America in 2014: Gains in Jobs, Education, and Political Compromise?

YASUYOSHI CHIBA/AFP/Getty Images

Yasuyoshi Chiba/AFP/Getty Images

As 2014 comes to a close, there’s more than enough depressing material being summarized for the year in retrospect. And that’s hardly surprising — 2014 has been, in many ways, a very difficult year in politics. The relationship between Congress and the executive branch has put a strain on partisan politics. International events and disagreements have made global relations and international conditions loom darker than some years.

But with 2015 right around the corner, now might be an appropriate time to focus on some of the positives last year we have to lean on and build from for the coming months. Here’s a filtered look at some of the brighter results published this last year.

1. U.S. image improves

While President Barack Obama’s approval rating has been suffering for years, American leadership as seen internationally has improved considerably since 2008, when disapproval and approval were tied at 34%. During 2013, leadership views for the United States began to rise again into the 46% range. This is notably the only positive statistic in Gallup’s list of 10 important findings this year.

2. High school dropout rates drop

Pew Research Reported in October of 2014 that the most recent data from The Census Bureau had good news for education stats. In large part a result of Hispanic and black populations, the High School dropout rate has dropped to record levels, showing considerable decreases from even 10 years ago, as shown in the graph below:

FT_14.10.01_H.S.Dropout_1

The High School Completion Rate among Hispanic Americans has rose from 61% in 1993 to 79% last year, and 75% among black Americans in 1993 to 82%. Asian and non-Hispanic white demographics have also seen more minor improvements. 3. Women in congress reaches record number

As 2015 rolls around, Congress will see an improved balance in the gender split in the House and Senate. One-hundred women will take seats this coming year, 52% of them Democrats, 47% Republicans, according to MSNBC. This is the first time in American history that women in the Legislature surpassed the tens place. True, this is not much of an improvement over 2013, which saw 99 female Congress members according to Slate, but compared to 2001’s 73 women, or 1991’s 32 women on the Hill, it’s an impressive landmark.

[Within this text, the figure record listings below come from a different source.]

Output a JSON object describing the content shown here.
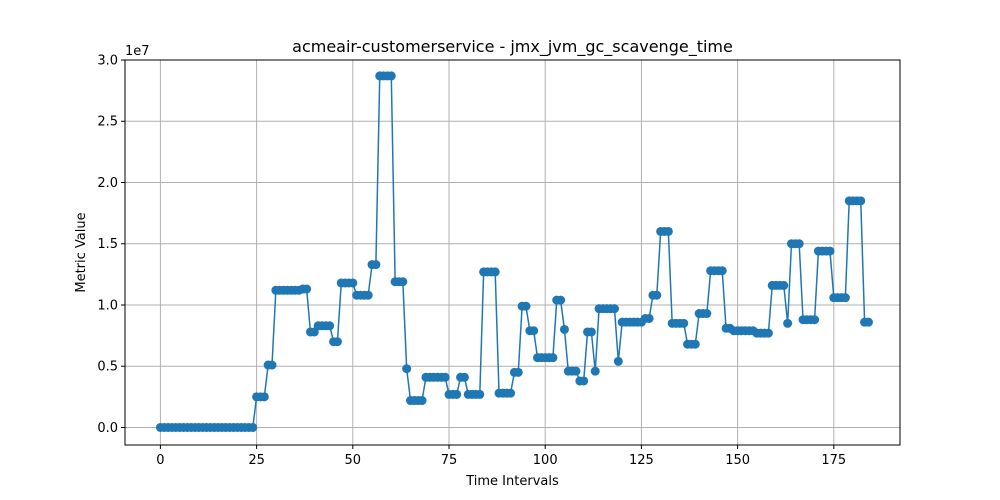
{
  "chart_data": {
    "type": "line",
    "title": "acmeair-customerservice - jmx_jvm_gc_scavenge_time",
    "xlabel": "Time Intervals",
    "ylabel": "Metric Value",
    "y_offset_label": "1e7",
    "y_scale": 10000000,
    "xlim": [
      -9.2,
      192.2
    ],
    "ylim": [
      -1430000,
      30000000
    ],
    "x_ticks": [
      0,
      25,
      50,
      75,
      100,
      125,
      150,
      175
    ],
    "y_ticks": [
      0,
      5000000,
      10000000,
      15000000,
      20000000,
      25000000,
      30000000
    ],
    "y_tick_labels": [
      "0.0",
      "0.5",
      "1.0",
      "1.5",
      "2.0",
      "2.5",
      "3.0"
    ],
    "grid": true,
    "line_color": "#1f77b4",
    "marker": "circle",
    "series": [
      {
        "values": [
          0,
          0,
          0,
          0,
          0,
          0,
          0,
          0,
          0,
          0,
          0,
          0,
          0,
          0,
          0,
          0,
          0,
          0,
          0,
          0,
          0,
          0,
          0,
          0,
          0,
          2500000,
          2500000,
          2500000,
          5100000,
          5100000,
          11200000,
          11200000,
          11200000,
          11200000,
          11200000,
          11200000,
          11200000,
          11300000,
          11300000,
          7800000,
          7800000,
          8300000,
          8300000,
          8300000,
          8300000,
          7000000,
          7000000,
          11800000,
          11800000,
          11800000,
          11800000,
          10800000,
          10800000,
          10800000,
          10800000,
          13300000,
          13300000,
          28700000,
          28700000,
          28700000,
          28700000,
          11900000,
          11900000,
          11900000,
          4800000,
          2200000,
          2200000,
          2200000,
          2200000,
          4100000,
          4100000,
          4100000,
          4100000,
          4100000,
          4100000,
          2700000,
          2700000,
          2700000,
          4100000,
          4100000,
          2700000,
          2700000,
          2700000,
          2700000,
          12700000,
          12700000,
          12700000,
          12700000,
          2800000,
          2800000,
          2800000,
          2800000,
          4500000,
          4500000,
          9900000,
          9900000,
          7900000,
          7900000,
          5700000,
          5700000,
          5700000,
          5700000,
          5700000,
          10400000,
          10400000,
          8000000,
          4600000,
          4600000,
          4600000,
          3800000,
          3800000,
          7800000,
          7800000,
          4600000,
          9700000,
          9700000,
          9700000,
          9700000,
          9700000,
          5400000,
          8600000,
          8600000,
          8600000,
          8600000,
          8600000,
          8600000,
          8900000,
          8900000,
          10800000,
          10800000,
          16000000,
          16000000,
          16000000,
          8500000,
          8500000,
          8500000,
          8500000,
          6800000,
          6800000,
          6800000,
          9300000,
          9300000,
          9300000,
          12800000,
          12800000,
          12800000,
          12800000,
          8100000,
          8100000,
          7900000,
          7900000,
          7900000,
          7900000,
          7900000,
          7900000,
          7700000,
          7700000,
          7700000,
          7700000,
          11600000,
          11600000,
          11600000,
          11600000,
          8500000,
          15000000,
          15000000,
          15000000,
          8800000,
          8800000,
          8800000,
          8800000,
          14400000,
          14400000,
          14400000,
          14400000,
          10600000,
          10600000,
          10600000,
          10600000,
          18500000,
          18500000,
          18500000,
          18500000,
          8600000,
          8600000
        ]
      }
    ]
  }
}
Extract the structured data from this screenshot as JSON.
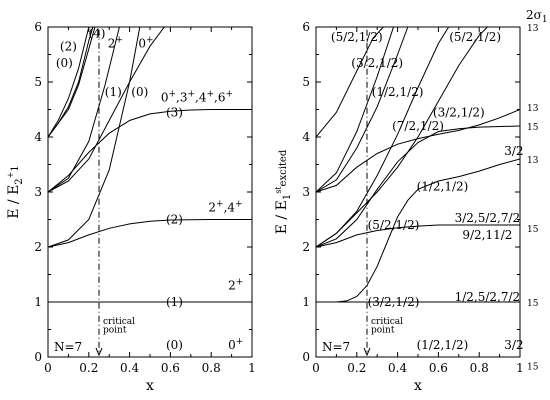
{
  "chart_data": [
    {
      "type": "line",
      "panel": "left",
      "xlim": [
        0,
        1
      ],
      "ylim": [
        0,
        6
      ],
      "xticks": [
        "0",
        "0.2",
        "0.4",
        "0.6",
        "0.8",
        "1"
      ],
      "yticks": [
        "0",
        "1",
        "2",
        "3",
        "4",
        "5",
        "6"
      ],
      "xlabel": "x",
      "ylabel": "E / E2+1",
      "ylabel_parts": [
        "E / E",
        "2",
        "+",
        "1"
      ],
      "system_label": "N=7",
      "critical_point": {
        "x": 0.25,
        "label_lines": [
          "critical",
          "point"
        ]
      },
      "series": [
        {
          "x": [
            0,
            0.25,
            0.5,
            0.75,
            1
          ],
          "y": [
            1,
            1,
            1,
            1,
            1
          ]
        },
        {
          "x": [
            0,
            0.1,
            0.2,
            0.3,
            0.4,
            0.5,
            0.6,
            0.8,
            1
          ],
          "y": [
            2,
            2.08,
            2.22,
            2.34,
            2.42,
            2.47,
            2.49,
            2.5,
            2.5
          ]
        },
        {
          "x": [
            0,
            0.1,
            0.2,
            0.3,
            0.4,
            0.5,
            0.6,
            0.7,
            0.8,
            1
          ],
          "y": [
            3,
            3.3,
            3.72,
            4.07,
            4.3,
            4.42,
            4.47,
            4.49,
            4.5,
            4.5
          ]
        },
        {
          "x": [
            0,
            0.1,
            0.2,
            0.3,
            0.4,
            0.45
          ],
          "y": [
            2,
            2.13,
            2.5,
            3.4,
            5.0,
            6.0
          ]
        },
        {
          "x": [
            0,
            0.1,
            0.2,
            0.3,
            0.4,
            0.5,
            0.57
          ],
          "y": [
            3,
            3.2,
            3.6,
            4.3,
            5.0,
            5.65,
            6.0
          ]
        },
        {
          "x": [
            0,
            0.1,
            0.2,
            0.28,
            0.35
          ],
          "y": [
            3,
            3.25,
            3.92,
            4.95,
            6.0
          ]
        },
        {
          "x": [
            0,
            0.05,
            0.1,
            0.15,
            0.2,
            0.23
          ],
          "y": [
            4,
            4.25,
            4.5,
            4.95,
            5.6,
            6.0
          ]
        },
        {
          "x": [
            0,
            0.05,
            0.1,
            0.15,
            0.2,
            0.22
          ],
          "y": [
            4,
            4.25,
            4.55,
            5.0,
            5.75,
            6.0
          ]
        },
        {
          "x": [
            0,
            0.05,
            0.1,
            0.15,
            0.2
          ],
          "y": [
            4,
            4.3,
            4.7,
            5.25,
            6.0
          ]
        }
      ],
      "labels": [
        {
          "text": "(1)",
          "x": 0.62,
          "y": 1.0
        },
        {
          "text": "(2)",
          "x": 0.62,
          "y": 2.5
        },
        {
          "text": "(3)",
          "x": 0.62,
          "y": 4.45
        },
        {
          "text": "(0)",
          "x": 0.62,
          "y": 0.22
        },
        {
          "text": "(1)",
          "x": 0.32,
          "y": 4.82
        },
        {
          "text": "(0)",
          "x": 0.45,
          "y": 4.82
        },
        {
          "text": "(2)",
          "x": 0.1,
          "y": 5.65
        },
        {
          "text": "(0)",
          "x": 0.08,
          "y": 5.35
        },
        {
          "text": "(4)",
          "x": 0.24,
          "y": 5.88
        },
        {
          "text": "2+",
          "x": 0.33,
          "y": 5.7
        },
        {
          "text": "0+",
          "x": 0.48,
          "y": 5.7
        },
        {
          "text": "0+,3+,4+,6+",
          "x": 0.73,
          "y": 4.72
        },
        {
          "text": "2+,4+",
          "x": 0.87,
          "y": 2.72
        },
        {
          "text": "2+",
          "x": 0.92,
          "y": 1.3
        },
        {
          "text": "0+",
          "x": 0.92,
          "y": 0.22
        }
      ]
    },
    {
      "type": "line",
      "panel": "right",
      "xlim": [
        0,
        1
      ],
      "ylim": [
        0,
        6
      ],
      "xticks": [
        "0",
        "0.2",
        "0.4",
        "0.6",
        "0.8",
        "1"
      ],
      "yticks": [
        "0",
        "1",
        "2",
        "3",
        "4",
        "5",
        "6"
      ],
      "xlabel": "x",
      "ylabel": "E / E1st excited",
      "ylabel_parts": [
        "E / E",
        "1",
        "st",
        "excited"
      ],
      "system_label": "N=7",
      "critical_point": {
        "x": 0.25,
        "label_lines": [
          "critical",
          "point"
        ]
      },
      "series": [
        {
          "x": [
            0,
            0.1,
            0.15,
            0.2,
            0.25,
            0.3,
            0.35,
            0.4,
            0.45,
            0.5,
            0.6,
            0.7,
            0.8,
            0.9,
            1
          ],
          "y": [
            1,
            1,
            1.02,
            1.1,
            1.3,
            1.65,
            2.1,
            2.55,
            2.85,
            3.05,
            3.2,
            3.28,
            3.38,
            3.5,
            3.6
          ]
        },
        {
          "x": [
            0,
            0.1,
            0.2,
            0.3,
            0.4,
            0.5,
            0.6,
            0.8,
            1
          ],
          "y": [
            1,
            1,
            1,
            1,
            1,
            1,
            1,
            1,
            1
          ]
        },
        {
          "x": [
            0,
            0.1,
            0.2,
            0.3,
            0.4,
            0.5,
            0.6,
            0.8,
            1
          ],
          "y": [
            2,
            2.08,
            2.22,
            2.3,
            2.35,
            2.38,
            2.4,
            2.4,
            2.4
          ]
        },
        {
          "x": [
            0,
            0.1,
            0.2,
            0.3,
            0.4,
            0.5,
            0.6,
            0.7,
            0.8,
            1
          ],
          "y": [
            2,
            2.15,
            2.5,
            3.05,
            3.55,
            3.9,
            4.1,
            4.15,
            4.18,
            4.2
          ]
        },
        {
          "x": [
            0,
            0.1,
            0.2,
            0.3,
            0.4,
            0.5,
            0.6,
            0.7,
            0.8,
            0.9,
            1
          ],
          "y": [
            3,
            3.12,
            3.45,
            3.7,
            3.87,
            3.97,
            4.05,
            4.12,
            4.22,
            4.35,
            4.5
          ]
        },
        {
          "x": [
            0,
            0.1,
            0.2,
            0.3,
            0.4,
            0.5,
            0.6,
            0.65
          ],
          "y": [
            2,
            2.25,
            2.65,
            3.3,
            4.05,
            4.9,
            5.7,
            6.0
          ]
        },
        {
          "x": [
            0,
            0.1,
            0.2,
            0.3,
            0.4,
            0.5,
            0.6,
            0.7,
            0.8,
            0.84
          ],
          "y": [
            2,
            2.25,
            2.62,
            3.0,
            3.45,
            4.0,
            4.65,
            5.3,
            5.85,
            6.0
          ]
        },
        {
          "x": [
            0,
            0.1,
            0.2,
            0.3,
            0.4,
            0.45
          ],
          "y": [
            3,
            3.22,
            3.8,
            4.55,
            5.5,
            6.0
          ]
        },
        {
          "x": [
            0,
            0.1,
            0.2,
            0.3,
            0.38
          ],
          "y": [
            3,
            3.35,
            4.1,
            5.1,
            6.0
          ]
        },
        {
          "x": [
            0,
            0.1,
            0.2,
            0.28,
            0.33
          ],
          "y": [
            4,
            4.45,
            5.2,
            5.8,
            6.0
          ]
        }
      ],
      "labels": [
        {
          "text": "(3/2,1/2)",
          "x": 0.38,
          "y": 1.0
        },
        {
          "text": "(5/2,1/2)",
          "x": 0.38,
          "y": 2.4
        },
        {
          "text": "(1/2,1/2)",
          "x": 0.62,
          "y": 0.22
        },
        {
          "text": "(1/2,1/2)",
          "x": 0.62,
          "y": 3.1
        },
        {
          "text": "(7/2,1/2)",
          "x": 0.5,
          "y": 4.2
        },
        {
          "text": "(3/2,1/2)",
          "x": 0.7,
          "y": 4.45
        },
        {
          "text": "(1/2,1/2)",
          "x": 0.4,
          "y": 4.82
        },
        {
          "text": "(3/2,1/2)",
          "x": 0.3,
          "y": 5.35
        },
        {
          "text": "(5/2,1/2)",
          "x": 0.2,
          "y": 5.82
        },
        {
          "text": "(5/2,1/2)",
          "x": 0.78,
          "y": 5.82
        },
        {
          "text": "1/2,5/2,7/2",
          "x": 0.84,
          "y": 1.09
        },
        {
          "text": "3/2,5/2,7/2",
          "x": 0.84,
          "y": 2.53
        },
        {
          "text": "9/2,11/2",
          "x": 0.84,
          "y": 2.22
        },
        {
          "text": "3/2",
          "x": 0.97,
          "y": 3.75
        },
        {
          "text": "3/2",
          "x": 0.97,
          "y": 0.22
        }
      ],
      "right_margin_labels": [
        {
          "text": "13",
          "y": 6.0
        },
        {
          "text": "13",
          "y": 4.55
        },
        {
          "text": "15",
          "y": 4.2
        },
        {
          "text": "13",
          "y": 3.6
        },
        {
          "text": "15",
          "y": 2.35
        },
        {
          "text": "15",
          "y": 1.0
        },
        {
          "text": "15",
          "y": -0.15
        }
      ],
      "corner_label_parts": [
        "2σ",
        "1"
      ]
    }
  ]
}
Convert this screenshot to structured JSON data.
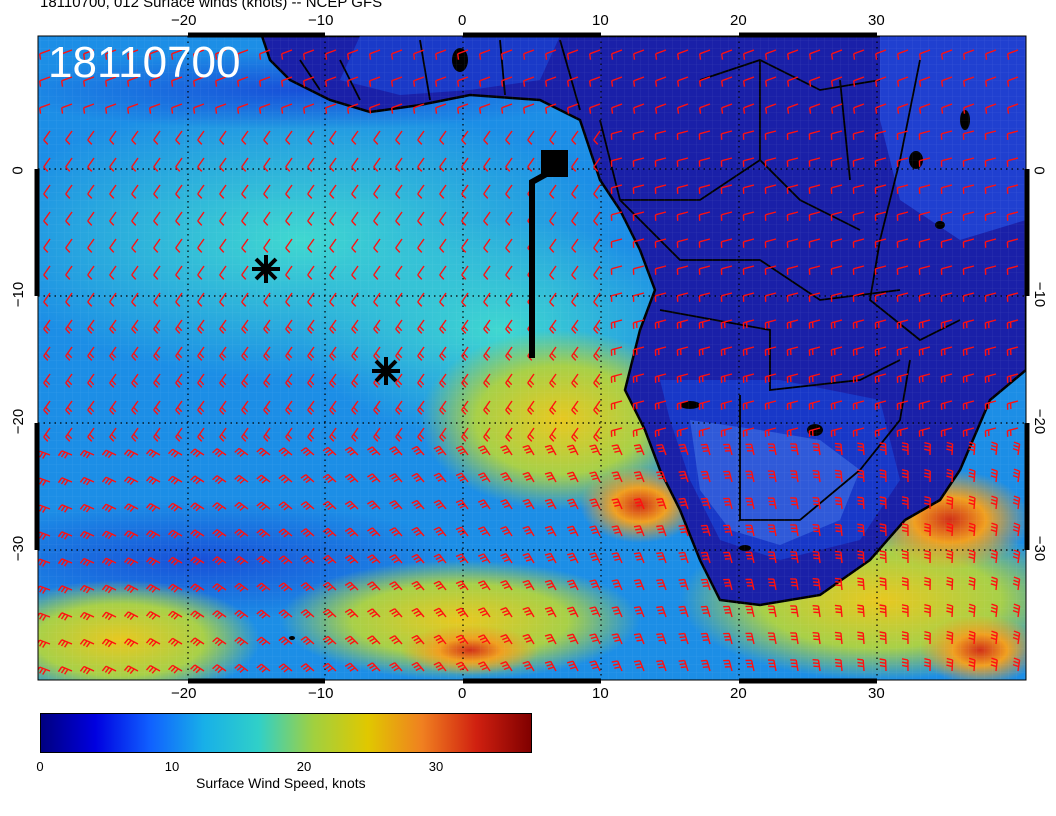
{
  "header": {
    "title": "18110700, 012 Surface winds (knots) -- NCEP GFS"
  },
  "map": {
    "stamp": "18110700",
    "lon_ticks": [
      "−20",
      "−10",
      "0",
      "10",
      "20",
      "30"
    ],
    "lat_ticks": [
      "0",
      "−10",
      "−20",
      "−30"
    ],
    "lat_ticks_right": [
      "0",
      "−10",
      "−20",
      "−30"
    ],
    "barb_color": "#ff1010",
    "marker_color": "#000000",
    "land_shade": "#14148c",
    "ocean_low_wind": "#1a78e0",
    "ocean_high_wind": "#e0b020"
  },
  "colorbar": {
    "title": "Surface Wind Speed, knots",
    "ticks": [
      "0",
      "10",
      "20",
      "30"
    ],
    "range": [
      0,
      37
    ],
    "colormap": [
      "#000080",
      "#0000e0",
      "#1060ff",
      "#18b0e8",
      "#30d0c8",
      "#a0d040",
      "#e0c800",
      "#f08020",
      "#d02010",
      "#800000"
    ]
  }
}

4. This Congress may not be the worst at getting things done (by a narrow margin)

Pew Research reports that the “113th Congress [is] not quite the least productive of recent times.” By a handful of public laws, the 113th managed to pass more than the 112th with 296 enacted over the 112th’s 283. A slim margin, but it’s always nice not to be the absolute bottom year. Considering the gridlock seen, it’s actually rather surprising the 113th didn’t fall to the bottom, but Congress surpassed last year not only in ceremonial public laws, but also in substantive ones.

As Seth Meyers once said, Congress wants us “to be impressed by [a lot of things] we are not impressed by. We are not impressed that you sat next to each other at the State of the Union. You know what the rest of Americans call an evening spent politely sitting next to a person with wildly different political views? Thanksgiving.” Having said that, it’s nice that a few dishes — maybe not turkey, but green bean casserole at least — made it to the table this year without being knocked to the ground in a fit of partisan anger. 5. Job market improvements

Over the course of 2014, the number of unemployed Americans has fallen by 1.7 million people and the unemployment rate has dropped 1.2 percentage points, according to the Bureau of Labor Statistics, as of November of this year. The report was so positive, NPR called 2014 “the year when the job market finally turned the corner,” and reported that wages across the U.S. rose an average of 0.4% or 9 cents every hour. And while it’s easy to feel negative about prospects given the continued complaints on Keystone XL construction barriers — and debates over the jobs it might create — and the constant back and forth over the minimum wage, if you push all of that to the side, America has seen growth and improvement this year. That means unemployed workers and American families with one or more individuals trying to find work can look forward to a positive trend.

It’s worth every once in awhile reflecting on the fact that the American economy is making real progress,” said President Obama in early December. “And if we can continue in this trajectory, if we can continue to grow robustly … then we can get a virtuous cycle that’s really going to make a difference.”